To summarize this blog post, here is a helpful diagram showing correct forms of direct address.

The colloquial English word “guy”, in its singular form, is always masculine. In English, the gender of a noun is not as much of an important principle as it is in other languages, because neither the definite nor indefinite article change forms depending upon the gender of the noun, and not even adjectives have gender. But the noun “guy” is singular in that it is exclusively used to refer to a male person. As is to be expected, the plural form “guys” is also masculine and refers to a group of male people. There is one interesting exception to this rule. When used as a direct address, “guys” is gender neutral. A person can start a statement with “Hey guys,” regardless of whether the addressees are male, female, or a group including members of both genders. (If you live in the Southern portion of the United States, the term “y’all” serves the same purpose. Unlike the word “guys”, it is actually a pronoun, since it is a contraction that contains the pronoun “you”.)
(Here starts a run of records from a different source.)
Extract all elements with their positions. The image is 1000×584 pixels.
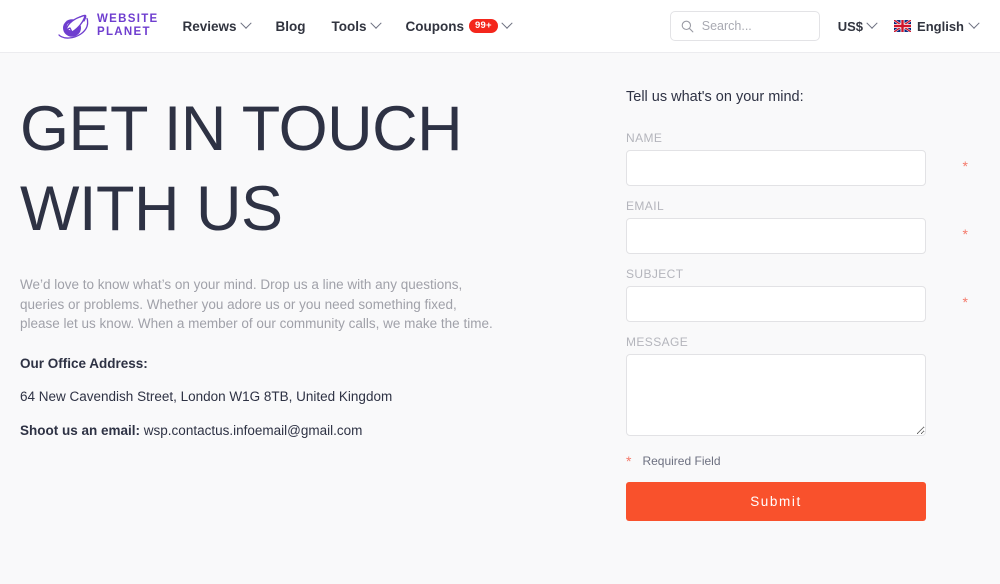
contact-form-column: Tell us what's on your mind: NAME * EMAI… <box>620 53 1000 521</box>
chevron-down-icon <box>239 17 252 29</box>
submit-button[interactable]: Submit <box>626 482 926 521</box>
language-selector[interactable]: English <box>894 17 980 34</box>
nav-item-blog[interactable]: Blog <box>276 19 306 34</box>
contact-email-link[interactable]: wsp.contactus.infoemail@gmail.com <box>144 423 363 438</box>
name-field-label: NAME <box>626 131 663 145</box>
search-icon <box>681 20 694 32</box>
required-asterisk-icon: * <box>962 294 968 310</box>
currency-label: US$ <box>837 18 864 34</box>
logo-line-1: WEBSITE <box>97 13 159 26</box>
logo-line-2: PLANET <box>97 26 151 38</box>
logo-wordmark: WEBSITE PLANET <box>97 13 159 39</box>
nav-label: Reviews <box>182 18 237 34</box>
page-title: GET IN TOUCH WITH US <box>20 94 463 244</box>
chevron-down-icon <box>369 17 382 29</box>
search-placeholder: Search... <box>701 19 752 33</box>
contact-info-column: GET IN TOUCH WITH US We’d love to know w… <box>0 53 620 521</box>
nav-label: Coupons <box>405 18 465 34</box>
contact-email-line: Shoot us an email: wsp.contactus.infoema… <box>20 423 600 438</box>
search-input[interactable]: Search... <box>669 11 820 41</box>
language-label: English <box>917 18 964 34</box>
header-utilities: Search... US$ English <box>669 11 980 41</box>
chevron-down-icon <box>501 17 513 29</box>
subject-input-wrap: * <box>620 286 980 322</box>
main-navigation: Reviews Blog Tools Coupons 99+ <box>182 17 513 34</box>
page-body: GET IN TOUCH WITH US We’d love to know w… <box>0 53 1000 521</box>
currency-selector[interactable]: US$ <box>837 17 878 34</box>
form-field-subject: SUBJECT * <box>620 267 980 322</box>
form-title: Tell us what's on your mind: <box>626 89 804 105</box>
name-input-wrap: * <box>620 150 980 186</box>
office-address-value: 64 New Cavendish Street, London W1G 8TB,… <box>20 388 393 404</box>
office-address-heading: Our Office Address: <box>20 355 148 371</box>
planet-rocket-logo-icon <box>58 14 89 39</box>
chevron-down-icon <box>968 17 980 29</box>
intro-paragraph: We’d love to know what’s on your mind. D… <box>20 277 493 331</box>
contact-email-label: Shoot us an email: <box>20 422 141 438</box>
message-textarea[interactable] <box>626 354 926 436</box>
nav-item-tools[interactable]: Tools <box>331 17 382 34</box>
form-field-name: NAME * <box>620 131 980 186</box>
nav-label: Tools <box>331 18 367 34</box>
name-input[interactable] <box>626 150 926 186</box>
email-field-label: EMAIL <box>626 199 665 213</box>
required-field-note: * Required Field <box>626 454 980 468</box>
message-field-label: MESSAGE <box>626 335 689 349</box>
email-input[interactable] <box>626 218 926 254</box>
coupons-count-badge: 99+ <box>469 18 498 34</box>
nav-label: Blog <box>275 18 306 34</box>
required-field-text: Required Field <box>642 454 721 468</box>
nav-item-reviews[interactable]: Reviews <box>182 17 252 34</box>
chevron-down-icon <box>866 17 878 29</box>
required-asterisk-icon: * <box>962 226 968 242</box>
email-input-wrap: * <box>620 218 980 254</box>
nav-item-coupons[interactable]: Coupons 99+ <box>405 17 513 34</box>
subject-input[interactable] <box>626 286 926 322</box>
required-asterisk-icon: * <box>626 453 632 469</box>
required-asterisk-icon: * <box>962 158 968 174</box>
site-logo[interactable]: WEBSITE PLANET <box>58 13 159 39</box>
uk-flag-icon <box>894 20 912 32</box>
subject-field-label: SUBJECT <box>626 267 684 281</box>
site-header: WEBSITE PLANET Reviews Blog Tools Coupon… <box>0 0 1000 53</box>
form-field-email: EMAIL * <box>620 199 980 254</box>
form-field-message: MESSAGE <box>620 335 980 436</box>
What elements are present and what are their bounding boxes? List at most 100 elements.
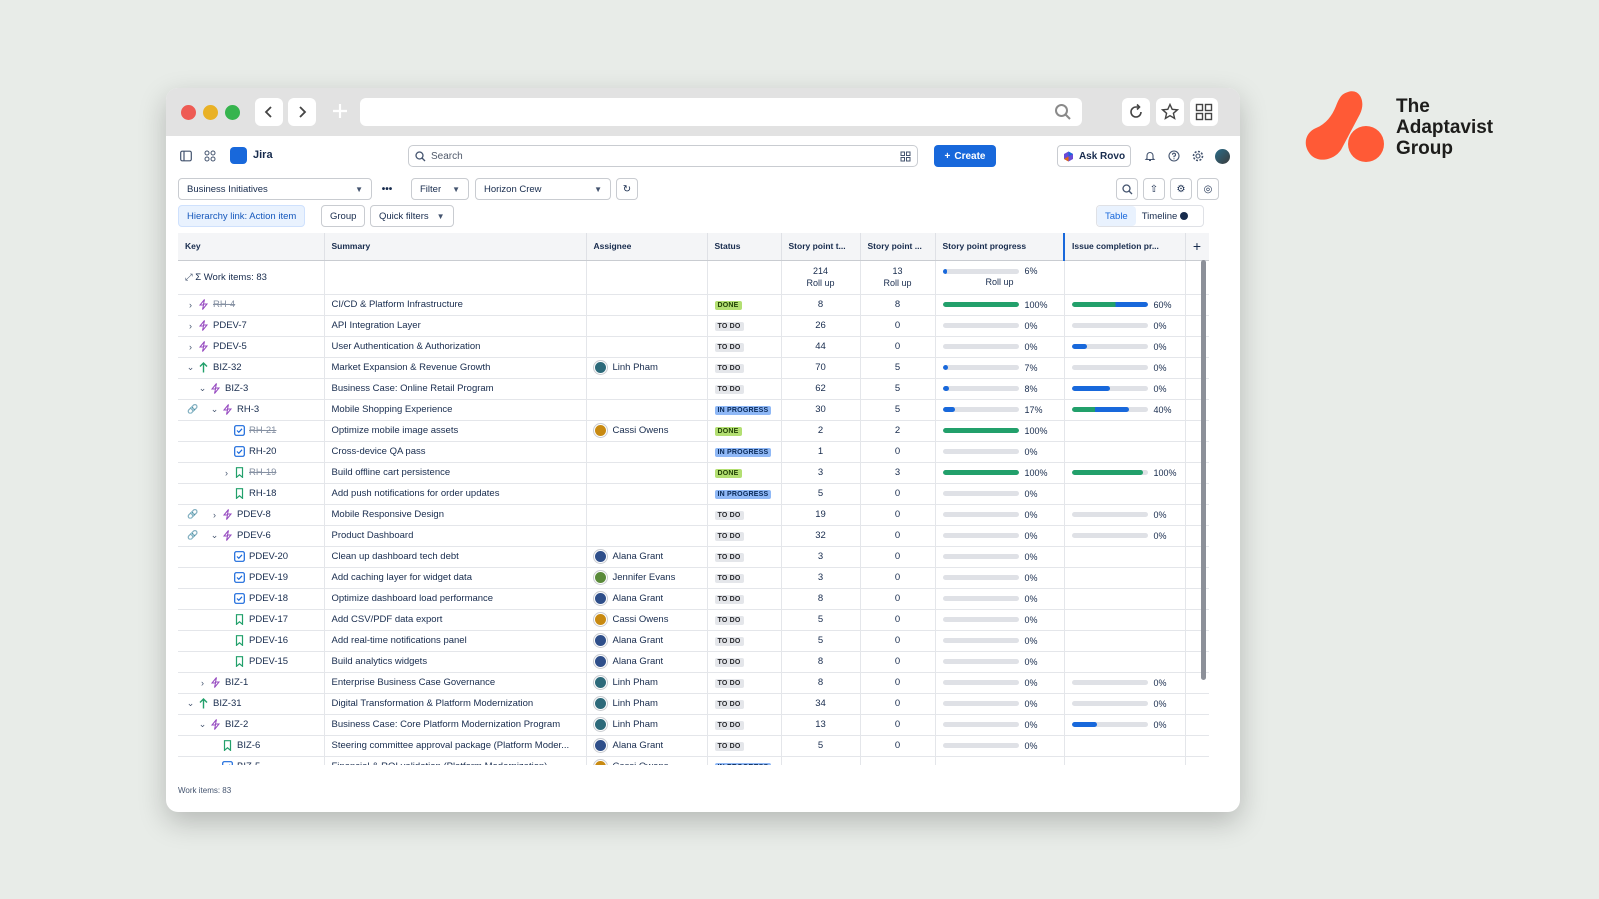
summary-cell[interactable]: Optimize mobile image assets [324, 420, 587, 442]
table-row[interactable]: PDEV-20 Clean up dashboard tech debt Alana… [178, 546, 1209, 568]
summary-cell[interactable]: Add CSV/PDF data export [324, 609, 587, 631]
story-points-total-cell[interactable]: 44 [781, 336, 861, 358]
close-window-dot[interactable] [181, 105, 196, 120]
status-cell[interactable]: TO DO [707, 588, 782, 610]
assignee-cell[interactable] [586, 378, 708, 400]
status-cell[interactable]: TO DO [707, 315, 782, 337]
assignee-cell[interactable] [586, 504, 708, 526]
summary-cell[interactable]: Business Case: Online Retail Program [324, 378, 587, 400]
story-points-total-cell[interactable]: 62 [781, 378, 861, 400]
key-cell[interactable]: ⌄ BIZ-3 [178, 378, 325, 400]
column-header-summary[interactable]: Summary [324, 233, 587, 261]
filter-grid-icon[interactable] [900, 151, 911, 162]
view-options-button[interactable]: ◎ [1197, 178, 1219, 200]
group-button[interactable]: Group [321, 205, 366, 227]
story-points-total-cell[interactable]: 8 [781, 672, 861, 694]
status-cell[interactable]: IN PROGRESS [707, 399, 782, 421]
assignee-cell[interactable]: Linh Pham [586, 672, 708, 694]
story-points-total-cell[interactable]: 32 [781, 525, 861, 547]
key-cell[interactable]: RH-18 [178, 483, 325, 505]
status-cell[interactable]: DONE [707, 462, 782, 484]
key-cell[interactable]: › RH-19 [178, 462, 325, 484]
assignee-cell[interactable]: Alana Grant [586, 630, 708, 652]
add-column-button[interactable]: + [1185, 233, 1209, 261]
new-tab-button[interactable] [328, 99, 352, 128]
column-header-issue-completion[interactable]: Issue completion pr... [1063, 233, 1186, 261]
status-cell[interactable]: IN PROGRESS [707, 483, 782, 505]
summary-cell[interactable]: Add push notifications for order updates [324, 483, 587, 505]
key-cell[interactable]: PDEV-16 [178, 630, 325, 652]
key-cell[interactable]: BIZ-5 [178, 756, 325, 765]
work-item-key[interactable]: PDEV-18 [249, 593, 288, 604]
table-row[interactable]: RH-20 Cross-device QA pass IN PROGRESS 1 0 0% [178, 441, 1209, 463]
work-item-key[interactable]: PDEV-17 [249, 614, 288, 625]
assignee-cell[interactable] [586, 483, 708, 505]
export-button[interactable]: ⇧ [1143, 178, 1165, 200]
assignee-cell[interactable]: Jennifer Evans [586, 567, 708, 589]
collapse-icon[interactable]: ⌄ [209, 404, 220, 415]
key-cell[interactable]: PDEV-20 [178, 546, 325, 568]
assignee-cell[interactable]: Linh Pham [586, 357, 708, 379]
story-points-done-cell[interactable]: 0 [860, 672, 936, 694]
tab-timeline[interactable]: Timeline [1136, 211, 1195, 222]
quick-filters-button[interactable]: Quick filters ▼ [370, 205, 454, 227]
expand-icon[interactable]: › [197, 678, 208, 688]
collapse-icon[interactable]: ⌄ [185, 698, 196, 709]
summary-cell[interactable]: Product Dashboard [324, 525, 587, 547]
status-cell[interactable]: TO DO [707, 630, 782, 652]
story-points-done-cell[interactable]: 0 [860, 483, 936, 505]
story-points-total-cell[interactable] [781, 756, 861, 765]
story-points-total-cell[interactable]: 5 [781, 483, 861, 505]
collapse-icon[interactable]: ⌄ [185, 362, 196, 373]
collapse-all-icon[interactable]: ⤢ [185, 272, 193, 283]
assignee-cell[interactable] [586, 441, 708, 463]
key-cell[interactable]: BIZ-6 [178, 735, 325, 757]
column-header-assignee[interactable]: Assignee [586, 233, 708, 261]
story-points-total-cell[interactable]: 8 [781, 294, 861, 316]
bookmark-button[interactable] [1156, 98, 1184, 126]
create-button[interactable]: + Create [934, 145, 996, 167]
notifications-button[interactable] [1142, 148, 1158, 164]
key-cell[interactable]: 🔗 ⌄ RH-3 [178, 399, 325, 421]
summary-cell[interactable]: API Integration Layer [324, 315, 587, 337]
table-row[interactable]: BIZ-6 Steering committee approval package… [178, 735, 1209, 757]
back-button[interactable] [255, 98, 283, 126]
refresh-button[interactable]: ↻ [616, 178, 638, 200]
plan-select[interactable]: Business Initiatives ▼ [178, 178, 372, 200]
app-switcher-button[interactable] [202, 148, 218, 164]
summary-cell[interactable]: User Authentication & Authorization [324, 336, 587, 358]
assignee-cell[interactable]: Linh Pham [586, 693, 708, 715]
table-row[interactable]: PDEV-19 Add caching layer for widget data… [178, 567, 1209, 589]
column-header-story-point-progress[interactable]: Story point progress [935, 233, 1065, 261]
view-settings-button[interactable]: ⚙ [1170, 178, 1192, 200]
work-item-key[interactable]: BIZ-1 [225, 677, 248, 688]
assignee-cell[interactable] [586, 399, 708, 421]
key-cell[interactable]: › PDEV-5 [178, 336, 325, 358]
story-points-total-cell[interactable]: 8 [781, 651, 861, 673]
work-item-key[interactable]: BIZ-2 [225, 719, 248, 730]
address-bar[interactable] [360, 98, 1082, 126]
crew-select[interactable]: Horizon Crew ▼ [475, 178, 611, 200]
summary-cell[interactable]: Mobile Responsive Design [324, 504, 587, 526]
status-cell[interactable]: DONE [707, 294, 782, 316]
work-item-key[interactable]: PDEV-6 [237, 530, 271, 541]
column-header-status[interactable]: Status [707, 233, 782, 261]
work-item-key[interactable]: PDEV-5 [213, 341, 247, 352]
work-item-key[interactable]: BIZ-31 [213, 698, 242, 709]
story-points-done-cell[interactable]: 0 [860, 567, 936, 589]
work-item-key[interactable]: PDEV-15 [249, 656, 288, 667]
work-item-key[interactable]: RH-3 [237, 404, 259, 415]
status-cell[interactable]: IN PROGRESS [707, 441, 782, 463]
table-row[interactable]: PDEV-16 Add real-time notifications panel… [178, 630, 1209, 652]
story-points-done-cell[interactable]: 0 [860, 336, 936, 358]
story-points-done-cell[interactable] [860, 756, 936, 765]
more-actions-button[interactable]: ••• [376, 178, 398, 200]
story-points-total-cell[interactable]: 8 [781, 588, 861, 610]
summary-cell[interactable]: Optimize dashboard load performance [324, 588, 587, 610]
table-row[interactable]: › PDEV-7 API Integration Layer TO DO 26 0 0% 0% [178, 315, 1209, 337]
work-item-key[interactable]: BIZ-6 [237, 740, 260, 751]
profile-button[interactable] [1214, 148, 1230, 164]
story-points-total-cell[interactable]: 19 [781, 504, 861, 526]
assignee-cell[interactable] [586, 336, 708, 358]
assignee-cell[interactable] [586, 315, 708, 337]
The word “dude” is a colloquial term similar to “guy” in usage, but the two are not interchangeable. For one thing, “dude” is used primarily as a form of direct address, and the plural form is significantly less common than the singular. Like the word “guy”, “dude” is technically masculine, but can be used as a gender-neutral form of address. This is handy, given the fact that, as previously mentioned, “guy” is only gender-neutral in the plural. If it wasn’t for the useful word “dude”, there would be an inconvenient gap in the English language, for there would not be a good gender-neutral colloquial term to be used to address just one person. (I am deliberately not counting any words that are fairly unusual or that could be considered profane or derogatory. I also am not counting “hey you”, for the word “you” is actually a pronoun, as previously noted. Additionally, I am not counting “person”, because it is unusual and a little awkward to address a person as “person”. I, of course, do it quite often, for I am unusual and awkward.)

In short, the word “dude”, when used to address someone, is the singular form of the word “guys”, despite the fact that this is grammatically absurd. This just goes to show that colloquial English is just as weird and confusing as the more formal form of this language.